Giles Harvey in the New York Times:
It takes Deborah Eisenberg about a year to write a short story. She works at a desk overlooking the gently curving stairwell in her spacious, light-soaked Chelsea apartment. A small painting of a brick wall, suspended from the high ceiling by two slender cables, hangs at eye level in front of the desk, a sardonic reminder of the nature of her task. For Eisenberg, coming up against a brick wall is what writing often feels like. At 72, she has been conducting her siege on the ineffable for more than four decades, and yet the creative process remains almost totally opaque to her. “You work and you work and you work and you work,” she told me recently, her delicate, quavering voice an audible testament to the endless hours of labor. “And for months or years on end, you’re just a total dray horse, and then you finally finish something, and the next day you look at it and you think, How did that get there?
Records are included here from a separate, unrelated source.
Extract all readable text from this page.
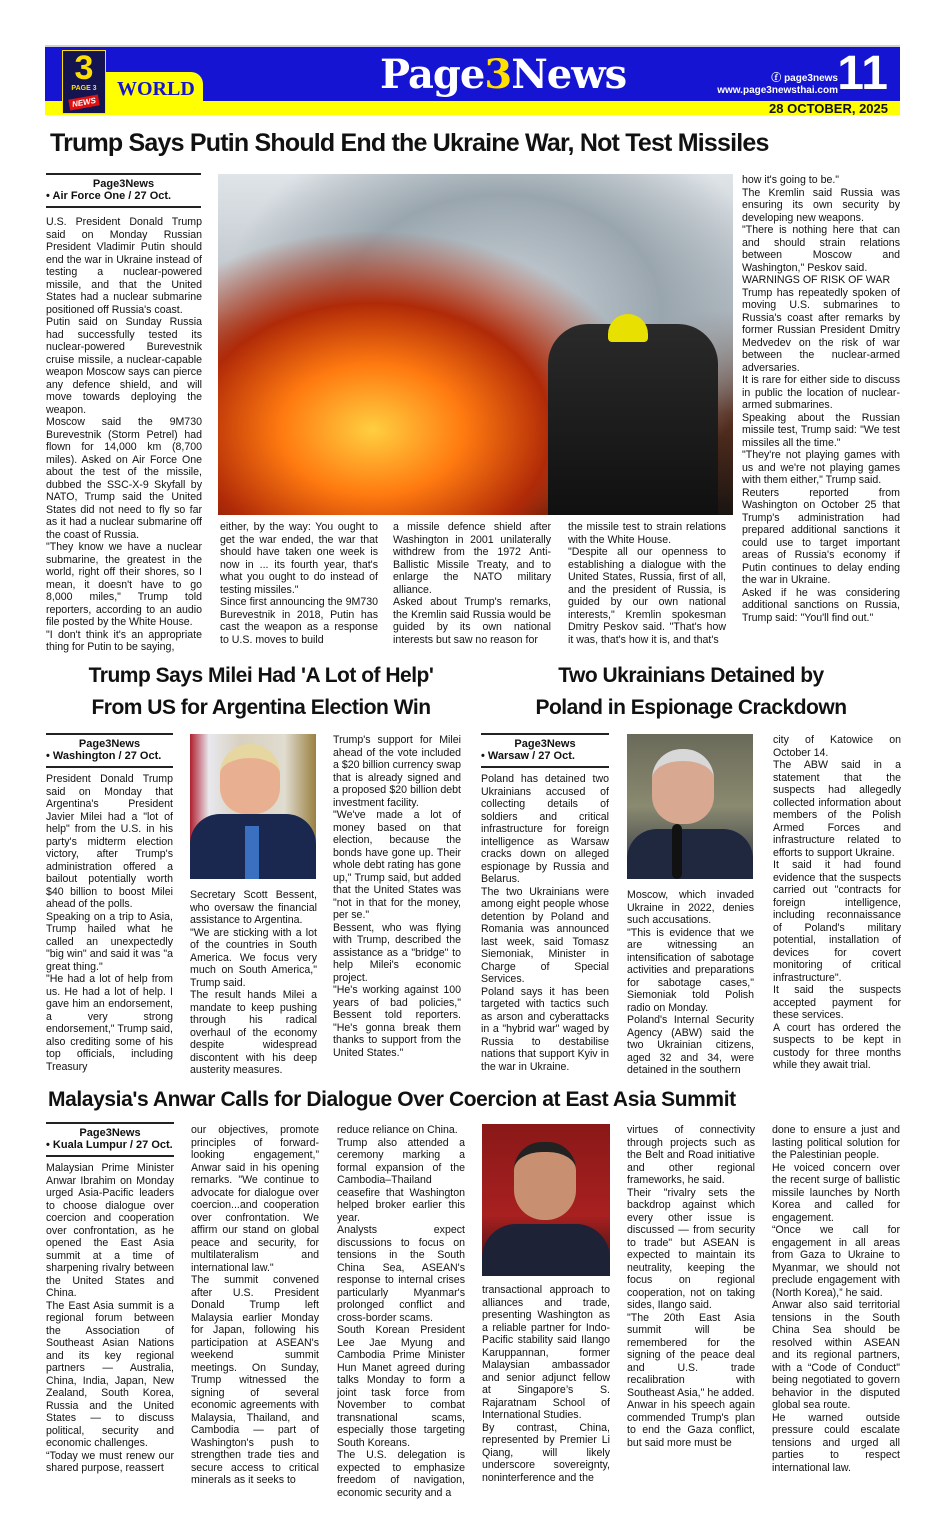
WORLD
3
PAGE 3
NEWS
Page3News	ⓕ page3news
www.page3newsthai.com 11
28 OCTOBER, 2025
Trump Says Putin Should End the Ukraine War, Not Test Missiles
Page3News
• Air Force One / 27 Oct.

U.S. President Donald Trump said on Monday Russian President Vladimir Putin should end the war in Ukraine instead of testing a nuclear-powered missile, and that the United States had a nuclear submarine positioned off Russia's coast.

Putin said on Sunday Russia had successfully tested its nuclear-powered Burevestnik cruise missile, a nuclear-capable weapon Moscow says can pierce any defence shield, and will move towards deploying the weapon.

Moscow said the 9M730 Burevestnik (Storm Petrel) had flown for 14,000 km (8,700 miles). Asked on Air Force One about the test of the missile, dubbed the SSC-X-9 Skyfall by NATO, Trump said the United States did not need to fly so far as it had a nuclear submarine off the coast of Russia.

"They know we have a nuclear submarine, the greatest in the world, right off their shores, so I mean, it doesn't have to go 8,000 miles," Trump told reporters, according to an audio file posted by the White House.

"I don't think it's an appropriate thing for Putin to be saying,

either, by the way: You ought to get the war ended, the war that should have taken one week is now in ... its fourth year, that's what you ought to do instead of testing missiles."

Since first announcing the 9M730 Burevestnik in 2018, Putin has cast the weapon as a response to U.S. moves to build

a missile defence shield after Washington in 2001 unilaterally withdrew from the 1972 Anti-Ballistic Missile Treaty, and to enlarge the NATO military alliance.

Asked about Trump's remarks, the Kremlin said Russia would be guided by its own national interests but saw no reason for

the missile test to strain relations with the White House.

"Despite all our openness to establishing a dialogue with the United States, Russia, first of all, and the president of Russia, is guided by our own national interests," Kremlin spokesman Dmitry Peskov said. "That's how it was, that's how it is, and that's

how it's going to be."

The Kremlin said Russia was ensuring its own security by developing new weapons.

"There is nothing here that can and should strain relations between Moscow and Washington," Peskov said.

WARNINGS OF RISK OF WAR

Trump has repeatedly spoken of moving U.S. submarines to Russia's coast after remarks by former Russian President Dmitry Medvedev on the risk of war between the nuclear-armed adversaries.

It is rare for either side to discuss in public the location of nuclear-armed submarines.

Speaking about the Russian missile test, Trump said: "We test missiles all the time."

"They're not playing games with us and we're not playing games with them either," Trump said.

Reuters reported from Washington on October 25 that Trump's administration had prepared additional sanctions it could use to target important areas of Russia's economy if Putin continues to delay ending the war in Ukraine.

Asked if he was considering additional sanctions on Russia, Trump said: "You'll find out."

Trump Says Milei Had 'A Lot of Help'
From US for Argentina Election Win
Page3News
• Washington / 27 Oct.

President Donald Trump said on Monday that Argentina's President Javier Milei had a "lot of help" from the U.S. in his party's midterm election victory, after Trump's administration offered a bailout potentially worth $40 billion to boost Milei ahead of the polls.

Speaking on a trip to Asia, Trump hailed what he called an unexpectedly "big win" and said it was "a great thing."

"He had a lot of help from us. He had a lot of help. I gave him an endorsement, a very strong endorsement," Trump said, also crediting some of his top officials, including Treasury

Secretary Scott Bessent, who oversaw the financial assistance to Argentina.

"We are sticking with a lot of the countries in South America. We focus very much on South America," Trump said.

The result hands Milei a mandate to keep pushing through his radical overhaul of the economy despite widespread discontent with his deep austerity measures.

Trump's support for Milei ahead of the vote included a $20 billion currency swap that is already signed and a proposed $20 billion debt investment facility.

"We've made a lot of money based on that election, because the bonds have gone up. Their whole debt rating has gone up," Trump said, but added that the United States was "not in that for the money, per se."

Bessent, who was flying with Trump, described the assistance as a "bridge" to help Milei's economic project.

"He's working against 100 years of bad policies," Bessent told reporters. "He's gonna break them thanks to support from the United States."

Two Ukrainians Detained by
Poland in Espionage Crackdown
Page3News
• Warsaw / 27 Oct.

Poland has detained two Ukrainians accused of collecting details of soldiers and critical infrastructure for foreign intelligence as Warsaw cracks down on alleged espionage by Russia and Belarus.

The two Ukrainians were among eight people whose detention by Poland and Romania was announced last week, said Tomasz Siemoniak, Minister in Charge of Special Services.

Poland says it has been targeted with tactics such as arson and cyberattacks in a "hybrid war" waged by Russia to destabilise nations that support Kyiv in the war in Ukraine.

Moscow, which invaded Ukraine in 2022, denies such accusations.

"This is evidence that we are witnessing an intensification of sabotage activities and preparations for sabotage cases," Siemoniak told Polish radio on Monday.

Poland's Internal Security Agency (ABW) said the two Ukrainian citizens, aged 32 and 34, were detained in the southern

city of Katowice on October 14.

The ABW said in a statement that the suspects had allegedly collected information about members of the Polish Armed Forces and infrastructure related to efforts to support Ukraine.

It said it had found evidence that the suspects carried out "contracts for foreign intelligence, including reconnaissance of Poland's military potential, installation of devices for covert monitoring of critical infrastructure".

It said the suspects accepted payment for these services.

A court has ordered the suspects to be kept in custody for three months while they await trial.

Malaysia's Anwar Calls for Dialogue Over Coercion at East Asia Summit
Page3News
• Kuala Lumpur / 27 Oct.

Malaysian Prime Minister Anwar Ibrahim on Monday urged Asia-Pacific leaders to choose dialogue over coercion and cooperation over confrontation, as he opened the East Asia summit at a time of sharpening rivalry between the United States and China.

The East Asia summit is a regional forum between the Association of Southeast Asian Nations and its key regional partners — Australia, China, India, Japan, New Zealand, South Korea, Russia and the United States — to discuss political, security and economic challenges.

“Today we must renew our shared purpose, reassert

our objectives, promote principles of forward-looking engagement,” Anwar said in his opening remarks. "We continue to advocate for dialogue over coercion...and cooperation over confrontation. We affirm our stand on global peace and security, for multilateralism and international law."

The summit convened after U.S. President Donald Trump left Malaysia earlier Monday for Japan, following his participation at ASEAN's weekend summit meetings. On Sunday, Trump witnessed the signing of several economic agreements with Malaysia, Thailand, and Cambodia — part of Washington's push to strengthen trade ties and secure access to critical minerals as it seeks to

reduce reliance on China.

Trump also attended a ceremony marking a formal expansion of the Cambodia–Thailand ceasefire that Washington helped broker earlier this year.

Analysts expect discussions to focus on tensions in the South China Sea, ASEAN's response to internal crises particularly Myanmar's prolonged conflict and cross-border scams.

South Korean President Lee Jae Myung and Cambodia Prime Minister Hun Manet agreed during talks Monday to form a joint task force from November to combat transnational scams, especially those targeting South Koreans.

The U.S. delegation is expected to emphasize freedom of navigation, economic security and a

transactional approach to alliances and trade, presenting Washington as a reliable partner for Indo-Pacific stability said Ilango Karuppannan, former Malaysian ambassador and senior adjunct fellow at Singapore’s S. Rajaratnam School of International Studies.

By contrast, China, represented by Premier Li Qiang, will likely underscore sovereignty, noninterference and the

virtues of connectivity through projects such as the Belt and Road initiative and other regional frameworks, he said.

Their "rivalry sets the backdrop against which every other issue is discussed — from security to trade" but ASEAN is expected to maintain its neutrality, keeping the focus on regional cooperation, not on taking sides, Ilango said.

"The 20th East Asia summit will be remembered for the signing of the peace deal and U.S. trade recalibration with Southeast Asia," he added.

Anwar in his speech again commended Trump's plan to end the Gaza conflict, but said more must be

done to ensure a just and lasting political solution for the Palestinian people.

He voiced concern over the recent surge of ballistic missile launches by North Korea and called for engagement.

“Once we call for engagement in all areas from Gaza to Ukraine to Myanmar, we should not preclude engagement with (North Korea),” he said.

Anwar also said territorial tensions in the South China Sea should be resolved within ASEAN and its regional partners, with a “Code of Conduct" being negotiated to govern behavior in the disputed global sea route.

He warned outside pressure could escalate tensions and urged all parties to respect international law.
What is that? Why were those the things that I seemed to need to say?”
Behind her desk is a wrought-iron daybed on which she takes frequent breaks to read; while she’s in the early stages of working on a new story, two hours of writing a day is usually as much as she can manage. When I asked her what she does with the rest of her time, a puzzled look came across her face, as though she were trying to decipher some hidden message in the ceiling moldings. “It’s hard to say,” she eventually conceded.